Search In this Thesis
   Search In this Thesis  
العنوان
The Versatility of Usage of Hydrosurgical Debridement in Major Burns /
المؤلف
Elsayed, Mohamed Reda.
هيئة الاعداد
باحث / محمد رضا السيد
مشرف / عمرو عبدالوهاب رضا مبروك
مشرف / طارق سالم المنوفي
مشرف / ريهام زكريا لاشين
مشرف / محمد سمير بدوي
تاريخ النشر
2022.
عدد الصفحات
143 p. :
اللغة
الإنجليزية
الدرجة
ماجستير
التخصص
جراحة
تاريخ الإجازة
1/1/2022
مكان الإجازة
جامعة عين شمس - كلية الطب - جراحة التجميل و الحروق والوجه و الفكين
الفهرس
Only 14 pages are availabe for public view

Abstract

Burn wound debridement is an important step in management of major burns. There are several techniques of burn wound debridement include surgical, enzymatic, mechanical and autolytic. Hydrosurgical system is an additional type of debridement that preserve viable tissues, create smooth wound bed and decrease bacterial load.
This study is a prospective and comparative that compared traditional surgical debridement versus hydrosurgical debridement of major burns. This study was conducted between December 2020 to December 2021 at 2 major burn centers in Egypt (Burn unit of Ain Shams University hospital and Armed Forces Burn Center at El Helmia Armed Forces Hospital).
Twenty patients with mixed depth of major burns were divided into two groups. In group I (n=10) debridement done surgically by Watson knife. In group II (n=10) debridement done by hydrosurgical system.

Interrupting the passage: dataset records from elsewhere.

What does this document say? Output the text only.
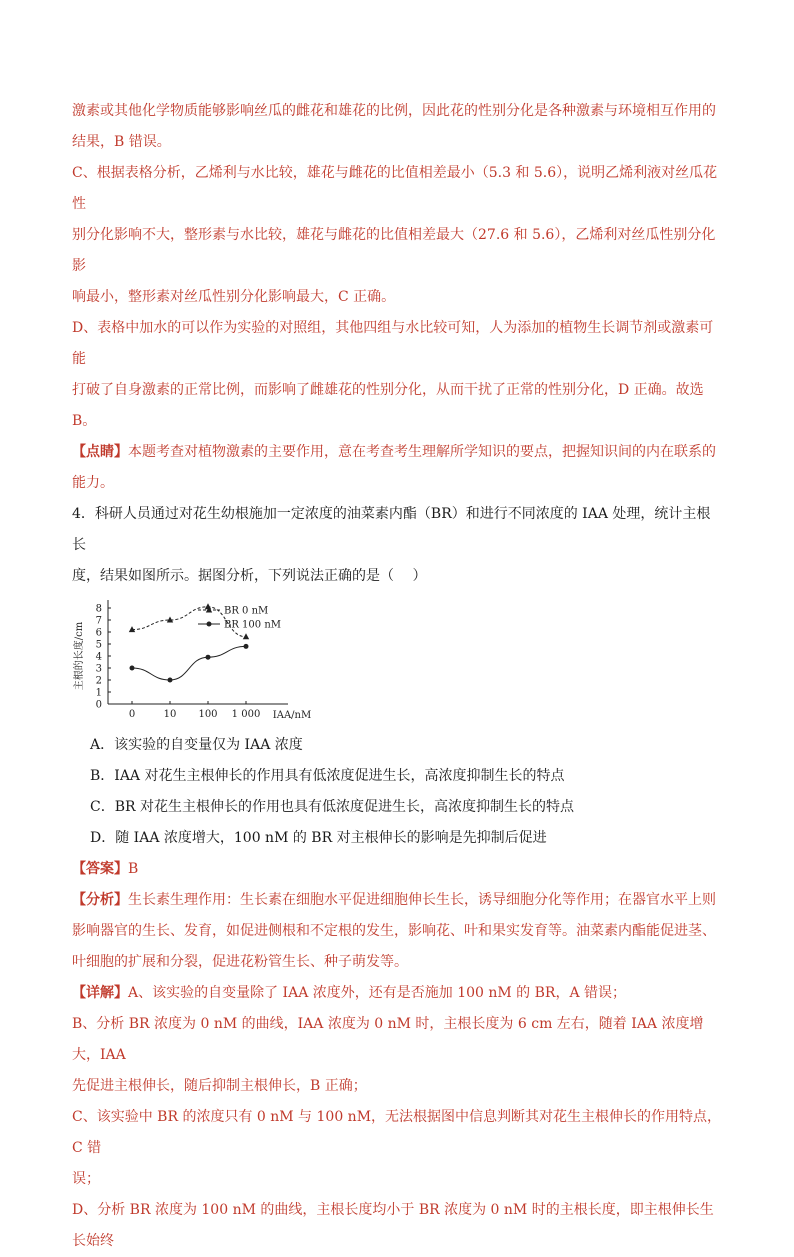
激素或其他化学物质能够影响丝瓜的雌花和雄花的比例，因此花的性别分化是各种激素与环境相互作用的

结果，B 错误。

C、根据表格分析，乙烯利与水比较，雄花与雌花的比值相差最小（5.3 和 5.6），说明乙烯利液对丝瓜花性

别分化影响不大，整形素与水比较，雄花与雌花的比值相差最大（27.6 和 5.6），乙烯利对丝瓜性别分化影

响最小，整形素对丝瓜性别分化影响最大，C 正确。

D、表格中加水的可以作为实验的对照组，其他四组与水比较可知，人为添加的植物生长调节剂或激素可能

打破了自身激素的正常比例，而影响了雌雄花的性别分化，从而干扰了正常的性别分化，D 正确。故选 B。

【点睛】本题考查对植物激素的主要作用，意在考查考生理解所学知识的要点，把握知识间的内在联系的

能力。

4．科研人员通过对花生幼根施加一定浓度的油菜素内酯（BR）和进行不同浓度的 IAA 处理，统计主根长

度，结果如图所示。据图分析，下列说法正确的是（　 ）

0
1
2
3
4
5
6
7
8
0	10 100 1 000 IAA/nM
主根的长度/cm
BR 0 nM
BR 100 nM

A．该实验的自变量仅为 IAA 浓度

B．IAA 对花生主根伸长的作用具有低浓度促进生长，高浓度抑制生长的特点

C．BR 对花生主根伸长的作用也具有低浓度促进生长，高浓度抑制生长的特点

D．随 IAA 浓度增大，100 nM 的 BR 对主根伸长的影响是先抑制后促进

【答案】B

【分析】生长素生理作用：生长素在细胞水平促进细胞伸长生长，诱导细胞分化等作用；在器官水平上则

影响器官的生长、发育，如促进侧根和不定根的发生，影响花、叶和果实发育等。油菜素内酯能促进茎、

叶细胞的扩展和分裂，促进花粉管生长、种子萌发等。

【详解】A、该实验的自变量除了 IAA 浓度外，还有是否施加 100 nM 的 BR，A 错误；

B、分析 BR 浓度为 0 nM 的曲线，IAA 浓度为 0 nM 时，主根长度为 6 cm 左右，随着 IAA 浓度增大，IAA

先促进主根伸长，随后抑制主根伸长，B 正确；

C、该实验中 BR 的浓度只有 0 nM 与 100 nM，无法根据图中信息判断其对花生主根伸长的作用特点，C 错

误；

D、分析 BR 浓度为 100 nM 的曲线，主根长度均小于 BR 浓度为 0 nM 时的主根长度，即主根伸长生长始终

In this study, adults of both sex (18-45) years were included. Also, the study includes mixed pattern burn with total body surface area (TBSA) (20-30%) of any burn etiology.

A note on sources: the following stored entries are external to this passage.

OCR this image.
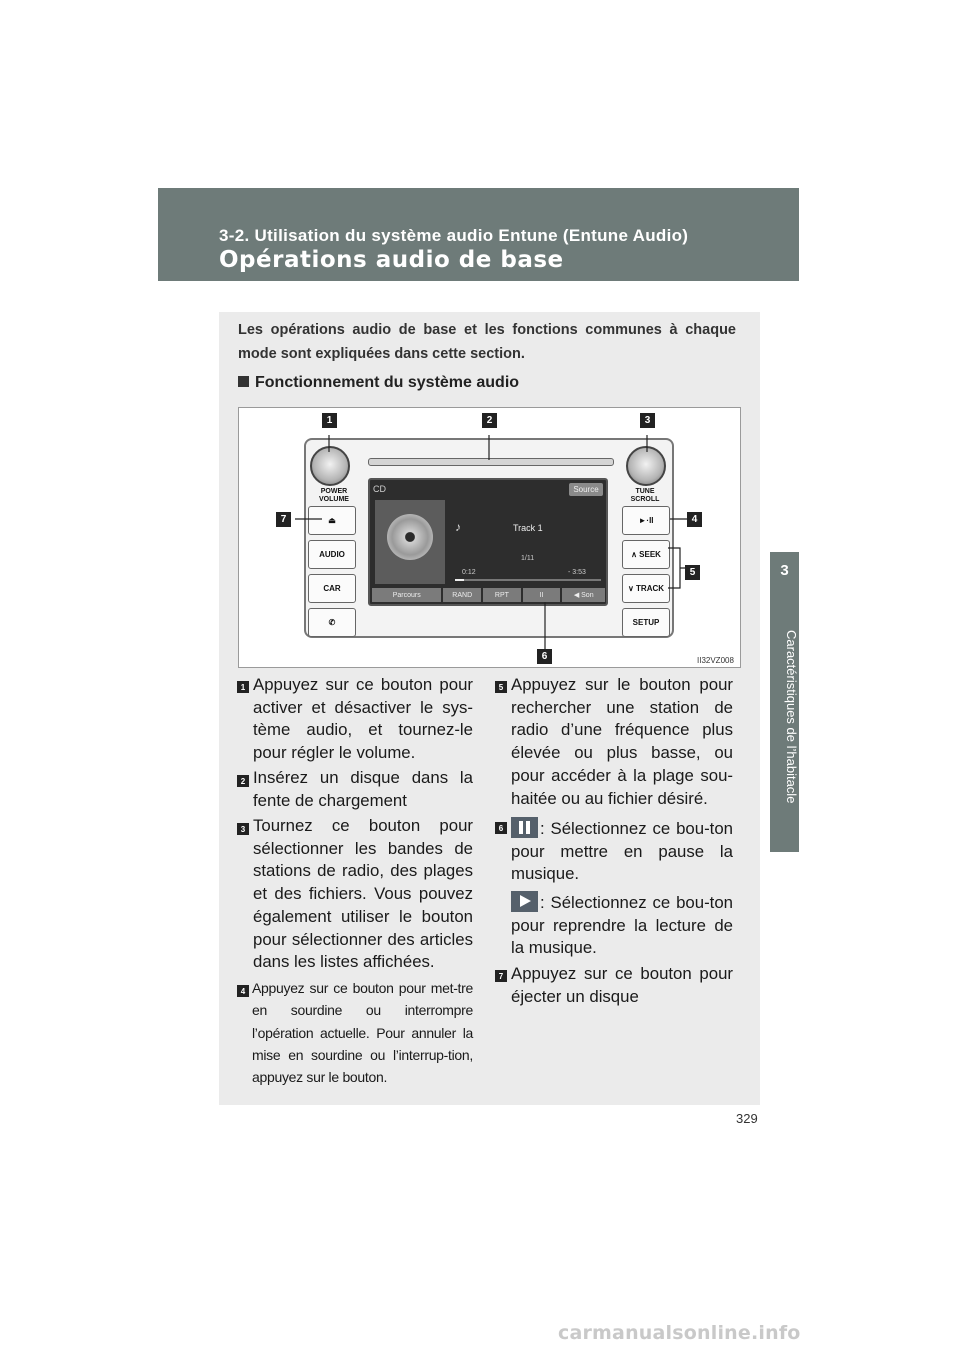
3-2. Utilisation du système audio Entune (Entune Audio)
Opérations audio de base
3
Caractéristiques de l’habitacle
Les opérations audio de base et les fonctions communes à chaque mode sont expliquées dans cette section.
Fonctionnement du système audio
POWER
VOLUME
TUNE
SCROLL
⏏
AUDIO
CAR
✆
►·II
∧ SEEK
∨ TRACK
SETUP
CD	Source
♪	Track 1
1/11
0:12	- 3:53
Parcours	RAND	RPT	II	◀ Son
1	2	3
4
5
6
7
II32VZ008
1 Appuyez sur ce bouton pour activer et désactiver le sys-tème audio, et tournez-le pour régler le volume.
2 Insérez un disque dans la fente de chargement
3 Tournez ce bouton pour sélectionner les bandes de stations de radio, des plages et des fichiers. Vous pouvez également utiliser le bouton pour sélectionner des articles dans les listes affichées.
4 Appuyez sur ce bouton pour met-tre en sourdine ou interrompre l’opération actuelle. Pour annuler la mise en sourdine ou l’interrup-tion, appuyez sur le bouton.
5 Appuyez sur le bouton pour rechercher une station de radio d’une fréquence plus élevée ou plus basse, ou pour accéder à la plage sou-haitée ou au fichier désiré.
6	: Sélectionnez ce bou-ton pour mettre en pause la musique.
: Sélectionnez ce bou-ton pour reprendre la lecture de la musique.
7 Appuyez sur ce bouton pour éjecter un disque
329
carmanualsonline.info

Patients less than 18 years and more than 45 years were not included in the study. TBSA less than 20% or more than 30 were also excluded. Also, we exclude patients with comorbid disease.
Both groups were compared regarding intraoperative blood loos, blood component transfusion, mean number of sessions, mean duration of each session, healing time, risk of infection.
As regard protocol of burn centers that study take place in, debridement not exceed 10% per session and also early excision was followed at 48h after burn injury. In both group, debridement occurred under general anesthesia.
The number of sessions that each patient need was measured in both groups. The following parameters were calculated in each session and compared in the two groups; type of intervention (either excision only or excision plus STSG), Mean Hb (gm/dl), Duration of each session (min.), estimated blood loss (mL), blood component transfusion, and vital data.
All surgical interventions were documented and analyzed regarding mean post operation HB, blood component transfusion. Wound bed was followed up especially for signs of improvement and infection.
Healing time of each patient was measured in days and documented. Scar quality was noticed and compared between both groups using Vancover scar scale.
This study showed that, mean number of sessions, the estimated blood loss, healing time, blood component transfusion and risk of infection were lower in hydrosurgical debridement than traditional surgical debridement group.